An Analogy of Today’s Individual

An Individual’s ability to make their own decisions rests on their social existence. Their upbringing, their life experiences, those surrounding them, etc. A good analogy for this is to think of American football. Take one great player on a team full of average players. No I am not going to talk about how the team is only as good as its weakest link, or one great player doesn’t make a team – though this concept of team is important to keep in mind. The thing that I want to elucidate is that this one player may be great or may not be great depending upon their utilization within the ‘system’. If the ‘system’ was of no importance, then why would there be offensive and defensive playbooks or coaches? It is the system that can bring a player’s skills to light. A good receiver on a team that runs the ball 75% of the time may never be seen as a great player unless the offensive system accentuates that individual’s skill set – thus they are beholden to the system they play in.
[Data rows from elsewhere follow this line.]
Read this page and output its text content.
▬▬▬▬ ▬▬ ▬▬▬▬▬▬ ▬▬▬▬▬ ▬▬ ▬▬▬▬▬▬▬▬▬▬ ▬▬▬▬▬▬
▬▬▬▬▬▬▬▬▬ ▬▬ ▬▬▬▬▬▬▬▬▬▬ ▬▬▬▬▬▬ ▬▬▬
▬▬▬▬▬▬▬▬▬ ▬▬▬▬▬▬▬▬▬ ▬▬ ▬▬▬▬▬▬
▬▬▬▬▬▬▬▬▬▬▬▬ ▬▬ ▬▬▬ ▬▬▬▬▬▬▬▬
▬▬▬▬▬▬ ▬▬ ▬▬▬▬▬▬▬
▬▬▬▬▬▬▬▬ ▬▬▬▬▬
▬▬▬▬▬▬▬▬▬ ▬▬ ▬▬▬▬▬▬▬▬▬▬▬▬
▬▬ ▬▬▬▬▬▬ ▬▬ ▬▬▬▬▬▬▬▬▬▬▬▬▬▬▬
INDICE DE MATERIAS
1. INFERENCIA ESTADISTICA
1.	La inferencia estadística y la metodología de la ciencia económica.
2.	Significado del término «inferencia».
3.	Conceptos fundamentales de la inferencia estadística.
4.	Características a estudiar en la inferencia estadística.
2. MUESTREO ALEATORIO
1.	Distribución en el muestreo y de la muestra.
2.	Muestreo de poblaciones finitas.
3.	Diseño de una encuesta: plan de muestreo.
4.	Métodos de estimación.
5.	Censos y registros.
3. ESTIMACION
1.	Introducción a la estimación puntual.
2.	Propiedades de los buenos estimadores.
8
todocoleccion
Its easy to say in football that they can go play for another team, yet in the team game that is life, we can’t just decide to go play somewhere else, we are in this game and this offensive system whether we like it or not.

The problem that we face today is that the social system we are in produces societal ‘players’ solely focused on themselves. We are taught about individual freedoms, personal choice, individual rights, private property, etc. All of these are valuable and admirable things, but on the whole, self-based motives and actions – Me. Mine. Ours.

So how does a self-obsessed player like this translate to the analogous football field? They are the ‘pre-madonna’ wide receivers that whine when they don’t ‘get the damn ball’. We all know them and we love watching them make plays, but then chastise them for what they say and do otherwise. Imagine a football team with nothing but flashy pre-madonna wide receivers at every position? That is what our world is turning into. Some of us have been on those teams, even been those players, but that is not what makes successful team chemistry. Why then should we pretend that what doesn’t work in the most obvious team sports we’ve seen will work in the largest and most indefinable team sport we play – life?